More education among youth about HIV/AIDS
Jamaica has made good progress over the years towards ending the AIDS epidemic in our country. At present, 81 per cent of the estimated 1.8 per cent of people 15-49 years, or 29,260 people living with HIV, know their status. Most of the gains in reducing HIV prevalence have been in the general population, among sex workers (from over 14 per cent in the 1990s to 2.9 per cent at the end of 2014), and Mother-to-Child-Transmission (MTCT), which is less than two per cent.
The stellar work of many individuals, ministries, organisations and government agencies such as Jamaica AIDS Support for Life, Ministry of Health, J-FLAG, and ministries of Health and Education cannot go unnoticed in this regard.
However, notwithstanding these gains, reducing HIV prevalence among gay, bisexual and other men who have sex with men (MSM) remains a big challenge. But this is perhaps not a mammoth task when compared to the desperate need to begin to reach and provide more services to adolescents and youth who do not typically feature much in constructive discussions about the national HIV and AIDS response. Young people account for one in every three new infections worldwide. HIV prevalence among the general population of adolescent girls and boys is 0.4 per cent and 0.5 per cent, respectively; 14 per cent for men who have sex with men who are between 15 and 19 years and 27 per cent among adolescents 15-19 years who identify as transgender. In addition, HIV prevalence among young girls and boys 20-24 years is one per cent and 1.4 per cent, respectively.
There is clearly a lot of work that has to be done to halt and reverse the spread of HIV among our young people. Evidence shows that the main proximal factors driving the epidemic in Jamaica are insufficient condom use, high HIV rate among MSM, multiple sex partnerships, and unawareness of HIV status. The underlying factors driving the epidemic continue to be poverty, stigma and discrimination, gender inequity and gender roles and substance use.

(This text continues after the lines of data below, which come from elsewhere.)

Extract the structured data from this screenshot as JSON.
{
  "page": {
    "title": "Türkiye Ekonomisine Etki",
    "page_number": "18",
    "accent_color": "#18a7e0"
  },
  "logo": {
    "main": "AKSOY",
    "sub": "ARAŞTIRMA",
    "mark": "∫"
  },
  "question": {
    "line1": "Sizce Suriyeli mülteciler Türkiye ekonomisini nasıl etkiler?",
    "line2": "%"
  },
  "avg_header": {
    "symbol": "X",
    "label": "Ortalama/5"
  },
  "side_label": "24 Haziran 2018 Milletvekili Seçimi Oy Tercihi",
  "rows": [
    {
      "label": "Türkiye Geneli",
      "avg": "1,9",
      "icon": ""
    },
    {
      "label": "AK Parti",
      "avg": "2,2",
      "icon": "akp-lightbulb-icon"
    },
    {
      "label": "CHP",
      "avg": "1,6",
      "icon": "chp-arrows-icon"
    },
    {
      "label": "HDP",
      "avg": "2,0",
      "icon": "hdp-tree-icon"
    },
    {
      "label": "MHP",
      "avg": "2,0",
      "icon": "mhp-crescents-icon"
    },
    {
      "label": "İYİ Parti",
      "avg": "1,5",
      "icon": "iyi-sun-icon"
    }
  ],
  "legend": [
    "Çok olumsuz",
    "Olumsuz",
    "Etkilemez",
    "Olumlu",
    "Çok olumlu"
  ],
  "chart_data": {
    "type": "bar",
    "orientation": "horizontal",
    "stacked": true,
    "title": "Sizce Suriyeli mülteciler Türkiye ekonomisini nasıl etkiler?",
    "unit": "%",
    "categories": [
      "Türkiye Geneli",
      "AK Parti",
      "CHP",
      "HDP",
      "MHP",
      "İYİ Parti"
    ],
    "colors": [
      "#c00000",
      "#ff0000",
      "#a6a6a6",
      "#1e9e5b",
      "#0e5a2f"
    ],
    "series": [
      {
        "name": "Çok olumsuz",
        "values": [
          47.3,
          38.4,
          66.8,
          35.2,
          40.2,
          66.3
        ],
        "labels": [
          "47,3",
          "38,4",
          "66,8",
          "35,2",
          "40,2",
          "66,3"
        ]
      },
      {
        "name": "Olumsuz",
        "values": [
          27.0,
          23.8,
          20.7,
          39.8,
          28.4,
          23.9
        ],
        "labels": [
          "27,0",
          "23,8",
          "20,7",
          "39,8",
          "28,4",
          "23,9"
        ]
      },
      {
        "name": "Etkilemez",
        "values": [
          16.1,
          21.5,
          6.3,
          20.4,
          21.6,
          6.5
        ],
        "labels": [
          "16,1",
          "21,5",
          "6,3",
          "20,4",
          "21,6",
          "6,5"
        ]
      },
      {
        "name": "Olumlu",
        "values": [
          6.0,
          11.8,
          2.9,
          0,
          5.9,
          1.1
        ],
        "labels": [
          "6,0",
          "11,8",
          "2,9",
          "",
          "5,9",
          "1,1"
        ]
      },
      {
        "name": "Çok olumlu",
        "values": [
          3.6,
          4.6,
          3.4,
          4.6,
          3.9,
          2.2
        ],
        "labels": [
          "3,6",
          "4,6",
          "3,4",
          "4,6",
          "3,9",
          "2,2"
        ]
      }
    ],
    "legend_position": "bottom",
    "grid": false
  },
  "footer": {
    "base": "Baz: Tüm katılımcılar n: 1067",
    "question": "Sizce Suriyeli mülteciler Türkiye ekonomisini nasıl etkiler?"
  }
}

At the end of 2012, low-risk heterosexual sex accounted for 15 per cent of all new infections, MSM - 30 per cent; casual heterosexual sex - 23 per cent; female partners of MSM - seven per cent and the partners of those who engage in casual heterosexual sex. The data for HIV prevalence among MSM show that adverse life events such as being raped, low literacy or jailed can impact quite drastically on HIV prevalence.
90-90-90 TARGET
Globally, stakeholders within the HIV and AIDS response are working assiduously to achieve the '90-90-90' targets to ensure: 1) 90 per cent of all people living with HIV will know their HIV status; 2) 90 per cent of all people with diagnosed HIV infection will receive sustained antiretroviral therapy; and 3) 90 per cent of all people receiving antiretroviral therapy will have viral suppression by year 2020. There is no doubt that we will achieve target one; however, it is clear that there is a great deal of work to be done to increase the percentage of people living with HIV on antiretroviral treatment from 38 per cent at the end of 2015 to 90 in the next five years. Similarly, more needs to be done by government and non-government actors to achieve viral suppression, which is currently 49 per cent.
Earlier this week, December 1, World AIDS Day was observed. Locally, we used the occasion to recommit ourselves and organisations to the mammoth/daunting tasks we have to do to reduce new infections, reduce stigma and discrimination, put and keep people on treatment, and reduce AIDS-related deaths.
We must, therefore, never forget that people living with and affected by HIV depend on us to:
1. Address the barriers that cause young people and key populations not to access or take up prevention and treatment services.
2. Enhance the training health-care workers/professionals get before and during service to ensure they are capacitated to provide psychosocial support to key populations.
3. Reduce stigma and discrimination in our health facilities, whether perpetrated by clients/patients or health-care workers.
4. Improve orientation training programmers at our health facilities so health-care workers are knowledgeable about the protocols and policies governing their work, human rights and other important aspects of their work.
5. Train health-care workers around effective communication.
6. Find innovative ways to encourage/
support adherence to antiretroviral treatment.
7. Remedy the link with laws and policies and their impact on vulnerability to HIV.
Let us never lose sight of the ambitious but achievable targets we have set for ourselves. We have done well over the years but much more is left to be done to end the AIDS epidemic in our country.